CATCHFIRE: An innovative tool to control the private lives of cells and view them via fluorescence
CATCHFIRE en action dans des cellules mammifères co-exprimant la protéine de la membrane externe des mitochondries Tom20 fusionnée à FIREmate et la protéine fluorescente rouge mCherry fusionnée à…
Gene expression, protein transport, activation of signaling pathways, immune response, inter- and intra-cellular communication... All basic processes in biology are governed by complex mechanisms regulated by the physical proximity of molecules. How can we control and view these proximities to better understand and decipher the phenomena occurring in the cell? How can we exploit this proximity in a variety of applications?
The teams of Prof. Arnaud Gautier, researcher at the Laboratory of Biomolecules (Sorbonne University, ENS-PSL University, CNRS) and Dr. Franck Perez, CNRS researcher director at Institut Curie (Cell Biology and Cancer unit/Institut Curie/CNRS) have designed an original and unique molecular tool capable of artificially controlling the proximity of two proteins in cells, but also of viewing their interactions in order to dissect the various molecular events involved.
How does CATCHFIRE work?
The two molecules in question (for example mCherry and Tom20 in the diagram opposite) are merged to two small protein domains (Firemate et Firetag), which are capable of interacting together in the presence of a small synthetic molecule, called “match”, acting as molecular adhesive.

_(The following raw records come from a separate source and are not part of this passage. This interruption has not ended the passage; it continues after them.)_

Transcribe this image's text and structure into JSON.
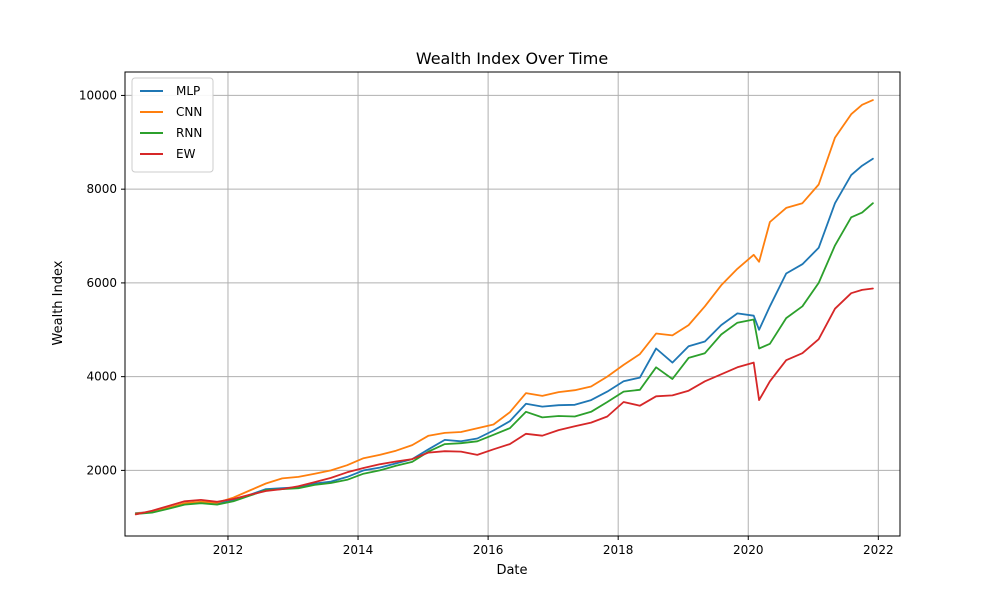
{
  "chart_data": {
    "type": "line",
    "title": "Wealth Index Over Time",
    "xlabel": "Date",
    "ylabel": "Wealth Index",
    "grid": true,
    "legend_position": "top-left",
    "x_ticks": [
      "2012",
      "2014",
      "2016",
      "2018",
      "2020",
      "2022"
    ],
    "y_ticks": [
      "2000",
      "4000",
      "6000",
      "8000",
      "10000"
    ],
    "x_range": [
      "2010-06",
      "2022-05"
    ],
    "ylim": [
      600,
      10500
    ],
    "x": [
      "2010-08",
      "2010-11",
      "2011-02",
      "2011-05",
      "2011-08",
      "2011-11",
      "2012-02",
      "2012-05",
      "2012-08",
      "2012-11",
      "2013-02",
      "2013-05",
      "2013-08",
      "2013-11",
      "2014-02",
      "2014-05",
      "2014-08",
      "2014-11",
      "2015-02",
      "2015-05",
      "2015-08",
      "2015-11",
      "2016-02",
      "2016-05",
      "2016-08",
      "2016-11",
      "2017-02",
      "2017-05",
      "2017-08",
      "2017-11",
      "2018-02",
      "2018-05",
      "2018-08",
      "2018-11",
      "2019-02",
      "2019-05",
      "2019-08",
      "2019-11",
      "2020-02",
      "2020-03",
      "2020-05",
      "2020-08",
      "2020-11",
      "2021-02",
      "2021-05",
      "2021-08",
      "2021-10",
      "2021-12"
    ],
    "series": [
      {
        "name": "MLP",
        "color": "#1f77b4",
        "values": [
          1090,
          1110,
          1200,
          1280,
          1310,
          1290,
          1360,
          1480,
          1600,
          1620,
          1640,
          1720,
          1760,
          1860,
          2000,
          2060,
          2150,
          2240,
          2450,
          2650,
          2620,
          2680,
          2850,
          3050,
          3420,
          3360,
          3390,
          3400,
          3500,
          3680,
          3900,
          3980,
          4600,
          4300,
          4650,
          4750,
          5100,
          5350,
          5300,
          5000,
          5500,
          6200,
          6400,
          6750,
          7700,
          8300,
          8500,
          8650
        ]
      },
      {
        "name": "CNN",
        "color": "#ff7f0e",
        "values": [
          1080,
          1120,
          1200,
          1300,
          1330,
          1310,
          1420,
          1570,
          1720,
          1830,
          1860,
          1930,
          2000,
          2110,
          2260,
          2330,
          2420,
          2540,
          2740,
          2800,
          2820,
          2900,
          2980,
          3240,
          3650,
          3590,
          3670,
          3710,
          3790,
          4000,
          4250,
          4480,
          4920,
          4880,
          5100,
          5500,
          5950,
          6300,
          6600,
          6450,
          7300,
          7600,
          7700,
          8100,
          9100,
          9600,
          9800,
          9900
        ]
      },
      {
        "name": "RNN",
        "color": "#2ca02c",
        "values": [
          1070,
          1100,
          1180,
          1270,
          1300,
          1270,
          1340,
          1460,
          1580,
          1600,
          1620,
          1690,
          1730,
          1800,
          1930,
          2000,
          2100,
          2180,
          2400,
          2560,
          2580,
          2620,
          2760,
          2900,
          3250,
          3130,
          3160,
          3150,
          3250,
          3460,
          3680,
          3720,
          4200,
          3950,
          4400,
          4500,
          4900,
          5150,
          5220,
          4600,
          4700,
          5250,
          5500,
          6000,
          6800,
          7400,
          7500,
          7700
        ]
      },
      {
        "name": "EW",
        "color": "#d62728",
        "values": [
          1060,
          1140,
          1240,
          1340,
          1370,
          1330,
          1390,
          1480,
          1560,
          1600,
          1660,
          1750,
          1840,
          1960,
          2050,
          2130,
          2190,
          2240,
          2380,
          2410,
          2400,
          2330,
          2450,
          2560,
          2780,
          2740,
          2860,
          2940,
          3020,
          3150,
          3460,
          3380,
          3580,
          3600,
          3700,
          3900,
          4050,
          4200,
          4300,
          3500,
          3900,
          4350,
          4500,
          4800,
          5450,
          5780,
          5850,
          5880
        ]
      }
    ]
  }
}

CATCHFIRE in action in mammal cells that jointly express the protein of the external membrane of Tom20 mitochondria merged with FIREmate and the red fluorescent protein mCherry merged with FIREtag. The addition of “match” induces the interaction of the two proteins (visible due to activation of its green fluorescence) leading to recruitment of mCherry at the surface of the mitochondria.
When the two domains interact, the match molecule sees its fluorescence increase by a factor of 100. Researchers can then observe the newly-induced interaction via fluorescence microscopy. Another advantage of the system is that it’s reversible.
The advantage of CATCHFIRE is that this tool can reproduce itself and can be applied over and over with a number of proteins. This objective and quantitative approach has enabled researchers to control and track various interactions involved in the transport and location of proteins, secretory protein traffic, transport of organelles such as lysosomes and cellular mechanisms such as mitophagy.
In addition, they exploited the fluorogenic nature of CATCHFIRE to design new sensors - “biosensors” - that can quantify the activation of certain signaling pathways or trigger cellular processes such as apoptosis (programmed cell death).
Our approach elegantly illustrates how the combination of concepts and principles from two disciplines - chemistry and biology - enables us to design new and innovative molecular tools for the study and control of cell functions. The application potential of CATCHFIRE is immense: the possibilities for studying basic biological processes are numerous, and the developments in biomedicine are promising, in particular in cellular therapy, which represents enormous hope for treatment of cancer and genetic and metabolic diseases, for example.
proclaim the authors, Dr. Franck Perez, biologist and CNRS researcher at Institut Curie and Prof. Arnaud Gautier, Professor of Chemistry at Sorbonne University.
Reference: A fluorogenic chemically induced dimerization technology for controlling, imaging and sensing protein proximity. Sara Bottone, Octave Joliot, Zeyneb Vildan Cakil, Lina El Hajji, Louise-Marie Rakotoarison, Gaelle Boncompain, Franck Perez, Arnaud Gautier.